在拉卜楞闲散的几天,喜欢清晨随着藏民转转经,看小喇嘛早课后在大金堂的广场上玩耍,喜欢在阳光下的拉卜楞寺内闲逛,欣赏大殿门楣上那些精美的木雕。喜欢看一位叫加羊的年轻喇嘛画唐卡,他说他学画唐卡已经三年了,目前在画的这幅是与他的师傅合作的。加羊有着他的期盼,他说到2009年,他将随他的师傅一起到北京为八大处画唐卡。加羊也有着他的遗憾,他拿出一幅较小幅的唐卡给我看,说这是由色拉寺的活佛画的,色彩艳丽,非常精美。他说这样上层的颜料色拉寺有,但是拉卜楞寺没有。看得出,他非常希望也能拥有这样的颜料,画出更精美更出色的作品。加羊20出头的年龄,很帅也很亲和,与他交谈非常轻松自在,如相识多年的老友相互唠着家常。
转经,晒太阳,闲逛,聊天,拍摄各式各样的路人……拉卜楞寺和夏河的县城总能给我新鲜的感觉。浓郁的民族气息,虔诚的宗教信仰,安详宁静的氛围吸引着不愿离开。
卓玛旅舍的沿街是一家卖食品和日用百货的小店,这家店的位置很好,在转经道与县城街道相连接的地方,这也是藏族人宗教活动与市井生活相衔接的地方。我总是喜欢在这里逗留拍照,小店的大叔也总是饶有兴趣地看我相机里捕捉到的画面,然后加以一番点评。慢慢地,我跟大叔熟络起来,大叔知道我喜欢一切有关藏民族的东西------生活习惯,服饰,宗教活动等等。
我觉得,宗教这个东西,都是一样的。
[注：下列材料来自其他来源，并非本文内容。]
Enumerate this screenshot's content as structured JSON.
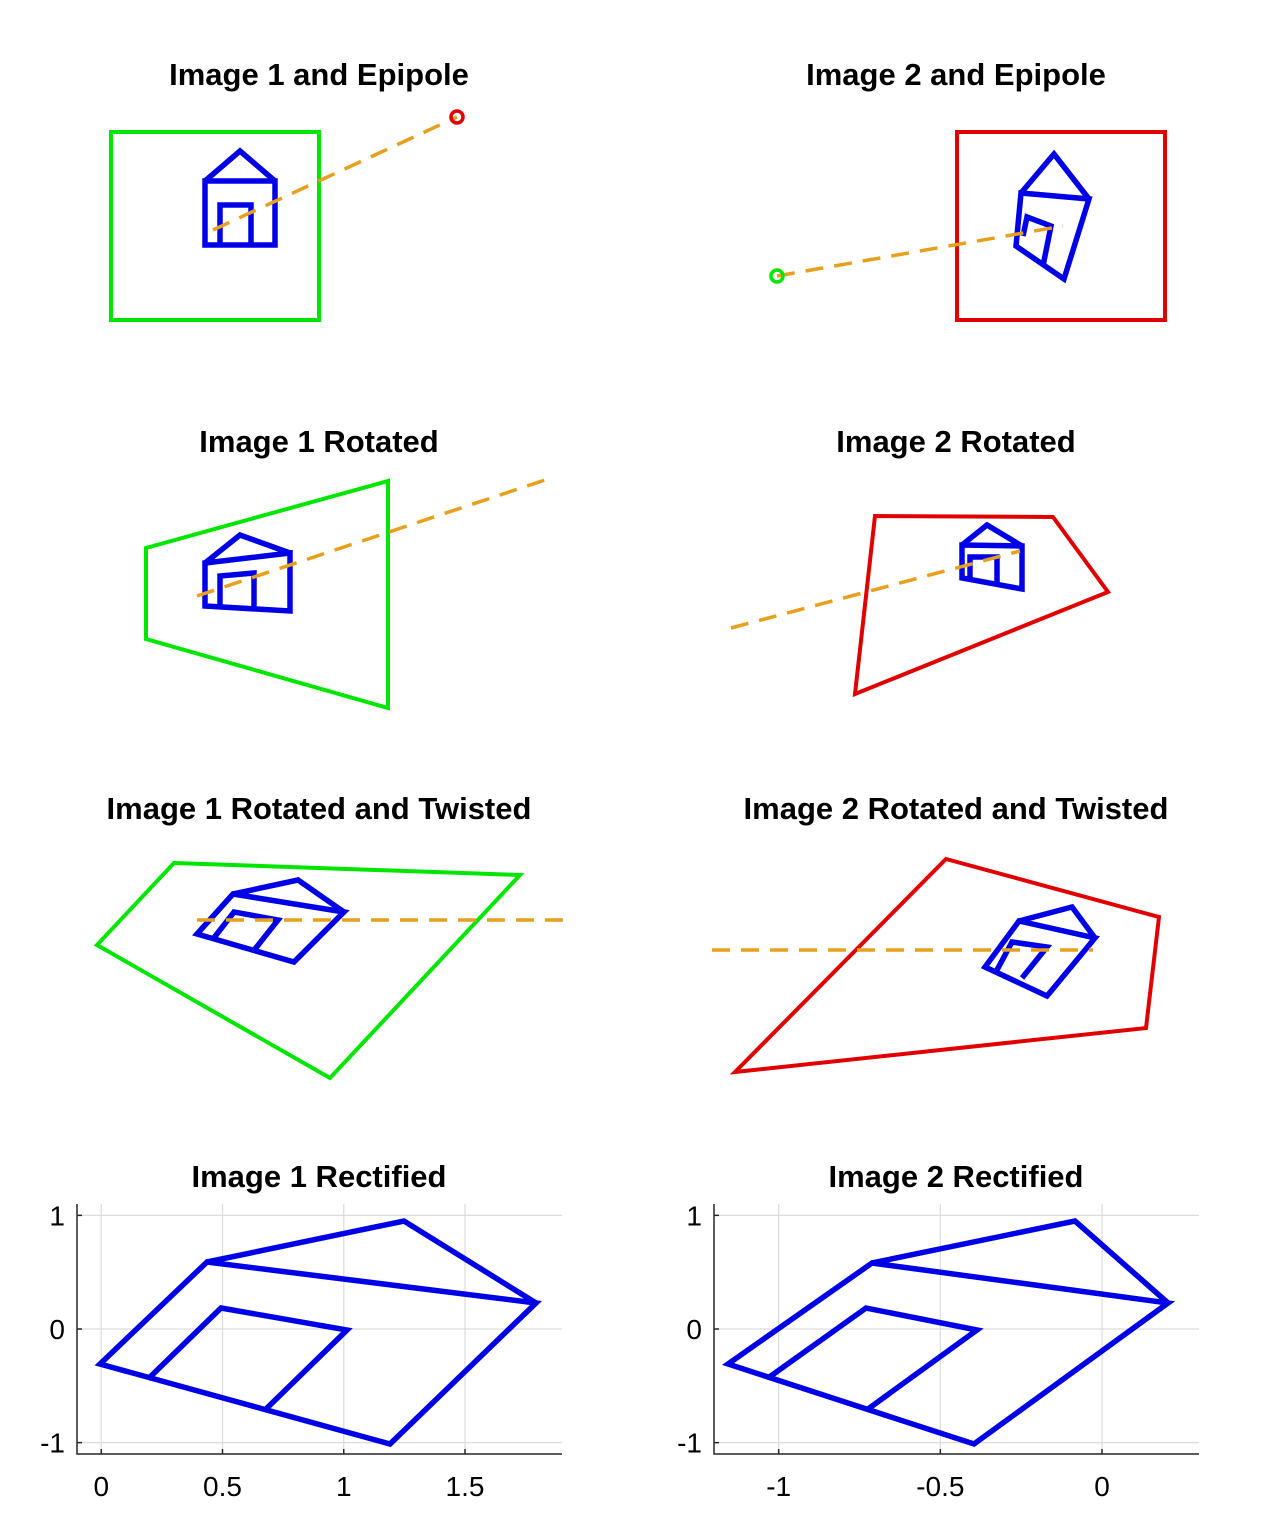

有慈悲的一面,也有残忍的一面,有佛就有鬼,有西方极乐世界就有十八层地狱,成佛后有多极乐,做人时就有多苦难。有上帝就有恶魔,有天堂就有地狱等等。佛一面能度人,鬼一面能害人。自己在人间的好坏和虔诚,直接关系到以后是什么待遇,是佛度你走还是鬼拖你走,全看自己做人时的造化。劝恶向善的一个手段就是渲染作恶后果的可怕。
中原的佛教由于要迎合比较文明的口味已经蜕变很多,这些残忍恐怖的东西几乎没有。但是在广阔的青藏高原上,人民生活条件恶劣,文化发展很慢,每天面对着无边的草原和连绵的山脉和成群的牛羊,生老病死几乎都靠自己,原始的野蛮的思想还很大程度上占据着思想主体,各种自然现象混合脑中的梦境残像造就了崇拜,越是虔诚的崇拜,相对的惩罚就越残忍。我认为这种崇拜就是宗教的雏形。